I nod, holding out my hand for him to shake. “Justin.” 

He looks at my arm as if it is a foreign object and doesn’t make a move. He looks familiar, but I don’t know why.

“Don’t bother,” he grumbles, nodding to my outstretched hand. “No point here, anyway. I’m not planning on staying much longer. Take it from me. It’s better not to form attachments.”

“How long have you been here?”

“That is a personal question, young man.” He shakes his head in disapproval. “Do you ask a pretty woman her age? Do you inquire how much money someone earns? You young people have no respect for a person’s privacy. You just put everything up on that webby thing.”

“I’m sorry, I didn’t mean to offend you.”

The old man softens. “Never mind. You just got here, there’s a lot you haven’t figured out yet. They give you the whole dream spiel yet?”

I stiffen, glancing nervously at the door, worried about who might be eavesdropping.

“Relax,” he says, amused. “They scare you with the whole mind-reading trick but they don’t do it all the time. They scan in and out, seeing what they can pick up on. It’s all a game of chance in the end. Like so many things. So. Who’s your Mission Manager? Who gave you The Talk?”

“Zerachiel,” I say, hoping this old kook will keep yammering and I might actually learn something. 

The old man raises one bushy gray eyebrow, impressed. “Zerachiel himself?”

I nod.

“You’re sure?”

“Yes.”

“I’ve never met anyone he’s taken on personally. Not that I’ve been here long,” he hastens to clarify. “Who are you, kid? You must have been someone important. Politician’s kid?”

I shake my head. “No. No one.” I say. I am Tara’s boyfriend.

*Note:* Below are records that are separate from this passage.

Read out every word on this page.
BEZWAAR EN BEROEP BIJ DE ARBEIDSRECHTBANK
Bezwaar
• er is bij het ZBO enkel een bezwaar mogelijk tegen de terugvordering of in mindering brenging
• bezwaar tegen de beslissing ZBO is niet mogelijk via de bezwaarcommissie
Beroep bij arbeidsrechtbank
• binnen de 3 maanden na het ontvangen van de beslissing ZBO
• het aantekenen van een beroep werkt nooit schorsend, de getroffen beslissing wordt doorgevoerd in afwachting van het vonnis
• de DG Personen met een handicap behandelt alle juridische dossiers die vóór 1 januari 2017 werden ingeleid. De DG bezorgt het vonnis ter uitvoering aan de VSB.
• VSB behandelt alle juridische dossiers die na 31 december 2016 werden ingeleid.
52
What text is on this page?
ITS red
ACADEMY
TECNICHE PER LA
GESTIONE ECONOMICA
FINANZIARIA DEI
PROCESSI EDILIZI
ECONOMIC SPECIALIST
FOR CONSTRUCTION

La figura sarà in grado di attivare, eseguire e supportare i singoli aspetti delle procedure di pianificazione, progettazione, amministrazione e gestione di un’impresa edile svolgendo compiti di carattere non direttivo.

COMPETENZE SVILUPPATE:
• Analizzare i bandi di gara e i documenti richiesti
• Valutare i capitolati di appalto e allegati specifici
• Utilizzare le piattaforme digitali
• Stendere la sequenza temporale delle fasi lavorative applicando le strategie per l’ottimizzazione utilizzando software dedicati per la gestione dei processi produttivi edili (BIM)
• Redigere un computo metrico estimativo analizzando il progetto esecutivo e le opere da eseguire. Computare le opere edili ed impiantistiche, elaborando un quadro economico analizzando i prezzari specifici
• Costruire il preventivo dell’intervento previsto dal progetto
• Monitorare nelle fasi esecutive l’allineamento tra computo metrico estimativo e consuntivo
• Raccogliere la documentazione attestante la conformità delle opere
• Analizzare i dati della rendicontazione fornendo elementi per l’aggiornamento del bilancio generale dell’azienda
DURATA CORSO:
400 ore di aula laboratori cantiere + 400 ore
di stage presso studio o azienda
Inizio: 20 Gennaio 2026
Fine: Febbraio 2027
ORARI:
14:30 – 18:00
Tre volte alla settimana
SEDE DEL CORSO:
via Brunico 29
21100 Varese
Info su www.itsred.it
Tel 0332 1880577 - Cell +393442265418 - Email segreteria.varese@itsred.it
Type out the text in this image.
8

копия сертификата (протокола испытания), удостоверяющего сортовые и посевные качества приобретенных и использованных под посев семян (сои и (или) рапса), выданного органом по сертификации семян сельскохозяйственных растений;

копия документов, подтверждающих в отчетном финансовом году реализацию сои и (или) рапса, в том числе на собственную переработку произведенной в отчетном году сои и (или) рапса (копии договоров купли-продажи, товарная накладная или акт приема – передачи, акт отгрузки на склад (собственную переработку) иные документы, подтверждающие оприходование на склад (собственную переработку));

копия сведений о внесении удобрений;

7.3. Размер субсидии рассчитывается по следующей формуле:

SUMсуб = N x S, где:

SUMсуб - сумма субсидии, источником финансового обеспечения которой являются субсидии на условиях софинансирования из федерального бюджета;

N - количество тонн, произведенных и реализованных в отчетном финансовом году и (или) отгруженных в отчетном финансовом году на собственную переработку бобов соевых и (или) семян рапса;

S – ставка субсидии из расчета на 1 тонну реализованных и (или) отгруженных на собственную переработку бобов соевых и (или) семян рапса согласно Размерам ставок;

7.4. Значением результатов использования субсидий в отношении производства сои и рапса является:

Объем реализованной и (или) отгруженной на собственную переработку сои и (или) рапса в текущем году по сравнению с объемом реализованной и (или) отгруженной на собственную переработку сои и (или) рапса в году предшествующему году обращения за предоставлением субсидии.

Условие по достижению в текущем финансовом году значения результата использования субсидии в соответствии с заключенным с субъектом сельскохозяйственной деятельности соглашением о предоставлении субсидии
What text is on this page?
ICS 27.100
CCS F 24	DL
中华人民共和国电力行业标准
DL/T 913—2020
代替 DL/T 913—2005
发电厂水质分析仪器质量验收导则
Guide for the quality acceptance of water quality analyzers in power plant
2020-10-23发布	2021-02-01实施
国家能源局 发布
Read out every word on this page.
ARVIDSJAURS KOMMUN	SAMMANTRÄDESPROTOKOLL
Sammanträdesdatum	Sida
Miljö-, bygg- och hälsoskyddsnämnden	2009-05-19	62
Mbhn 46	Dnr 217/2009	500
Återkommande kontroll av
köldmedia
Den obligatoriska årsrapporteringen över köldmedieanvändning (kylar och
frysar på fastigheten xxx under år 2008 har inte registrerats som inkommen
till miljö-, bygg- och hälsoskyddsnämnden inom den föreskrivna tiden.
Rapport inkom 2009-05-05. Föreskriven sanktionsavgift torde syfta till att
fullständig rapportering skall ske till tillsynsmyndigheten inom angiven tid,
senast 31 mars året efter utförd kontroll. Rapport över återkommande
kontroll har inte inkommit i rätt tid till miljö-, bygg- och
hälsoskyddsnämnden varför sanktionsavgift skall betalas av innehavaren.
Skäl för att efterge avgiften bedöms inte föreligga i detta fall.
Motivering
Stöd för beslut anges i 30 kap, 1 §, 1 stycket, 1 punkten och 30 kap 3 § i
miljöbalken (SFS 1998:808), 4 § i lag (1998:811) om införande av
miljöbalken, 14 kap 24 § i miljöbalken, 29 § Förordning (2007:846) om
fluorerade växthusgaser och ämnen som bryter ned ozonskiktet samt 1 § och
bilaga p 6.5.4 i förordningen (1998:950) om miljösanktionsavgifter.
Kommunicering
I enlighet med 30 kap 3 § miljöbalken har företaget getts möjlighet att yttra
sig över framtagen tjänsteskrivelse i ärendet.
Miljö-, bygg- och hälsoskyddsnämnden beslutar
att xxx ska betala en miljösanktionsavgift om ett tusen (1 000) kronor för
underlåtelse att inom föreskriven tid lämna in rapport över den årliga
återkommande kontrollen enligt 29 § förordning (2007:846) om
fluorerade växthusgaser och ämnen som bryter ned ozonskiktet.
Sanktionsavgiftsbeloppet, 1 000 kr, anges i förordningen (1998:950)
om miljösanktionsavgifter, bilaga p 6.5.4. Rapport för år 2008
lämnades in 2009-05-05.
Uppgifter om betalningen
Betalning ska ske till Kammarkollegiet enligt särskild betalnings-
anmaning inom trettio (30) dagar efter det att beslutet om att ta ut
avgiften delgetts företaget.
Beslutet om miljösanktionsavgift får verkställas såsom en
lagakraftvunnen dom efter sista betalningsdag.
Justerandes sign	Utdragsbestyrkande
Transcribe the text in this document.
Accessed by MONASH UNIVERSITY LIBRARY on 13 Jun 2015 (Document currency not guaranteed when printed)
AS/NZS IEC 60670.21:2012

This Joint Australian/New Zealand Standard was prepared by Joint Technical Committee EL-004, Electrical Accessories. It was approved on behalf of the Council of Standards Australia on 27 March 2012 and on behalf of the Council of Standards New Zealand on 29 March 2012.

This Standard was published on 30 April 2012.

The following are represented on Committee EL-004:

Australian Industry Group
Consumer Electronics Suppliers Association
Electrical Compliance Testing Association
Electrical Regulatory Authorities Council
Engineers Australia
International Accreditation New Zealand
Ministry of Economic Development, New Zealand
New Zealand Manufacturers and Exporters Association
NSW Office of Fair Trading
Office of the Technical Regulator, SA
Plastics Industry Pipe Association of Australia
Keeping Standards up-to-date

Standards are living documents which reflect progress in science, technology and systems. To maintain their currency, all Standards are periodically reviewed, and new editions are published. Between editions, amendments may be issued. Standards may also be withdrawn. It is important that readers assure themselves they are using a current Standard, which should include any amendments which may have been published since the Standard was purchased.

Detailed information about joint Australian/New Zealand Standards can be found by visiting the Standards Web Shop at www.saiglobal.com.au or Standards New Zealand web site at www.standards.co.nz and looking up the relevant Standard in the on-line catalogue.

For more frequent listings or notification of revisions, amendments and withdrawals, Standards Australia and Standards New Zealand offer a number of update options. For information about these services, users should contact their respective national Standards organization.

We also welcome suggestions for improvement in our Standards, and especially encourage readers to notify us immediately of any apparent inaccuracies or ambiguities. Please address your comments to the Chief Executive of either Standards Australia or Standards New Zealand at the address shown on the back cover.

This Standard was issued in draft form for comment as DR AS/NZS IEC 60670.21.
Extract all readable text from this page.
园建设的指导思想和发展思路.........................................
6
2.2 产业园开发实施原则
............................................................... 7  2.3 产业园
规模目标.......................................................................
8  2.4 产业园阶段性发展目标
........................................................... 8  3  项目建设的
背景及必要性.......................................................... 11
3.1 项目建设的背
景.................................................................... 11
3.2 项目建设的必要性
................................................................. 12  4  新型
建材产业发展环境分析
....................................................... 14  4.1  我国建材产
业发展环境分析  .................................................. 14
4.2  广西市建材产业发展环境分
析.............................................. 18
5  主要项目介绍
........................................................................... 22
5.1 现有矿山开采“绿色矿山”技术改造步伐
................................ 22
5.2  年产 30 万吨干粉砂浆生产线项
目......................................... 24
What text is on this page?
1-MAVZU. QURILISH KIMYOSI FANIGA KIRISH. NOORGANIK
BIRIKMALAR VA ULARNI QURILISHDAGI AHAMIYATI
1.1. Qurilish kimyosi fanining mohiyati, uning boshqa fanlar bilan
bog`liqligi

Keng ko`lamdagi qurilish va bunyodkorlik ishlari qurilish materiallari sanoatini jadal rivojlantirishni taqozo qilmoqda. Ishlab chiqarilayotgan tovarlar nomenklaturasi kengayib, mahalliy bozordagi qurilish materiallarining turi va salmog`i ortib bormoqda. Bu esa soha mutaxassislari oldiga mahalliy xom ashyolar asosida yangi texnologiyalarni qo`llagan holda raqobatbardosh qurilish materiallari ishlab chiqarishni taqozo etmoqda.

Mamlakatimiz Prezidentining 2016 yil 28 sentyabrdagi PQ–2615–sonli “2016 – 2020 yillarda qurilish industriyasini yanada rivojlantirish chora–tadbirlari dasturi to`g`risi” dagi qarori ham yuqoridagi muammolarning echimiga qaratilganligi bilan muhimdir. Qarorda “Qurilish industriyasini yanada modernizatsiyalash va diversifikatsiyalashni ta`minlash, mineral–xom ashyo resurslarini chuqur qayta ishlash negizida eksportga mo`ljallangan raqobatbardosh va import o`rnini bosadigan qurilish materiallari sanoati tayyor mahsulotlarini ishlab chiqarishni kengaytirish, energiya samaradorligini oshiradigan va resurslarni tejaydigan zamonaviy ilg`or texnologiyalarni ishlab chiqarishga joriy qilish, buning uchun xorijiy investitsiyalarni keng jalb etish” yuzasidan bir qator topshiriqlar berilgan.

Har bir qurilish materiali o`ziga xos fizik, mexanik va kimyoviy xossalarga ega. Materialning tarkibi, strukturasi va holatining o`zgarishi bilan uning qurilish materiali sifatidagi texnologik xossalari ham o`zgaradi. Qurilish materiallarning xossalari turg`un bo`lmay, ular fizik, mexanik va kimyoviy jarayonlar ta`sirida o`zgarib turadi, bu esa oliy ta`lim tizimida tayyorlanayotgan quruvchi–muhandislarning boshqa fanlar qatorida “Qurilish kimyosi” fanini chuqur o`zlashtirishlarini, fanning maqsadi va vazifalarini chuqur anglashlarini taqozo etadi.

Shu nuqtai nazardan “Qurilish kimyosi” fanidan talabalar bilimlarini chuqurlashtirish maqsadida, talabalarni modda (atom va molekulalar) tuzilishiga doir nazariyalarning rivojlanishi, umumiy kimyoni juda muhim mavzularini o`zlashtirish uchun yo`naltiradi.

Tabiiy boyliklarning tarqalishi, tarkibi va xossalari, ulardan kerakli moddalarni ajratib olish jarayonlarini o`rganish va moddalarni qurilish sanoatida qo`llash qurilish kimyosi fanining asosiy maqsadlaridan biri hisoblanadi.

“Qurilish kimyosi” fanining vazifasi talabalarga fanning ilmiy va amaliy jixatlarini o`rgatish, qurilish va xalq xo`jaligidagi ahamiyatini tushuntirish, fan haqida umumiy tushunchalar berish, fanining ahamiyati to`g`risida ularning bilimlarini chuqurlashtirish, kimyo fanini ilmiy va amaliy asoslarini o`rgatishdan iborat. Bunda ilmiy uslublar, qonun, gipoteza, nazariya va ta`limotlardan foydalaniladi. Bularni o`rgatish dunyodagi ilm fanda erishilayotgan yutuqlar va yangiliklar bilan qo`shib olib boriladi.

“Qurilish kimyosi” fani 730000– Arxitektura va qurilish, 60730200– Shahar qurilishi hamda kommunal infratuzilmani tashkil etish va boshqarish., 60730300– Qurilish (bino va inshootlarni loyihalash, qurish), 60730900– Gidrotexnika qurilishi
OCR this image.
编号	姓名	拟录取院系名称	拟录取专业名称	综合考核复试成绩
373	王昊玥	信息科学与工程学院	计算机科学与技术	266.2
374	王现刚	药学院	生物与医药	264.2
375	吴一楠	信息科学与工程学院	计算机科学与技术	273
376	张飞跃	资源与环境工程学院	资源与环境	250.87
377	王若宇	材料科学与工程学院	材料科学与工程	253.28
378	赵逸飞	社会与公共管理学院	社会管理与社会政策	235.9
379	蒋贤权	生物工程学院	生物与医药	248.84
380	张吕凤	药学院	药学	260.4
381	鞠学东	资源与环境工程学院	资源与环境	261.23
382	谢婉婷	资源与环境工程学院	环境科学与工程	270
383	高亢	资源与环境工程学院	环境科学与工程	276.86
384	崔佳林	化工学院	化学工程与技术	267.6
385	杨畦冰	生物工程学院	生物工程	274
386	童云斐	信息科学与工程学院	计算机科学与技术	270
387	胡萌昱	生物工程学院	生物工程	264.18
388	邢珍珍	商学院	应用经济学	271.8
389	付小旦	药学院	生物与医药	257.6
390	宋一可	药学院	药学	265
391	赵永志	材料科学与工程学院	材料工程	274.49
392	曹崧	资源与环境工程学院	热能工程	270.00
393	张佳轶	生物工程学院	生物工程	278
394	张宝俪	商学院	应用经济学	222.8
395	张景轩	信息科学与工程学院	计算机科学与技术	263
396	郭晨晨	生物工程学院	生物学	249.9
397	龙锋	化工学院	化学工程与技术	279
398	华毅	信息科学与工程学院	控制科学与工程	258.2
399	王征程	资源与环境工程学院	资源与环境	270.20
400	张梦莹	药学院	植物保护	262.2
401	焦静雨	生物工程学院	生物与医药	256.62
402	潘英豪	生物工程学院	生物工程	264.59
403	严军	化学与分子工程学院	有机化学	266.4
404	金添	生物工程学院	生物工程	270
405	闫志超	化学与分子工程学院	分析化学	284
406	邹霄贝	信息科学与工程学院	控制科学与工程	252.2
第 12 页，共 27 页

Ian and Molly’s son. I play soccer. I write songs. I’m 16.

“Maybe you were meant to be someone…”

I shrug. The “what do you want to be when you grow up” question seems moot now.

“Well, there must be some reason,” he mutters.

“Who is Zerachiel, anyway?” I blurt. “I figured he met with everyone here.”

The old man shakes his head, exasperated. “Does the Pope meet every one of his subjects? Does the President meet with every citizen?”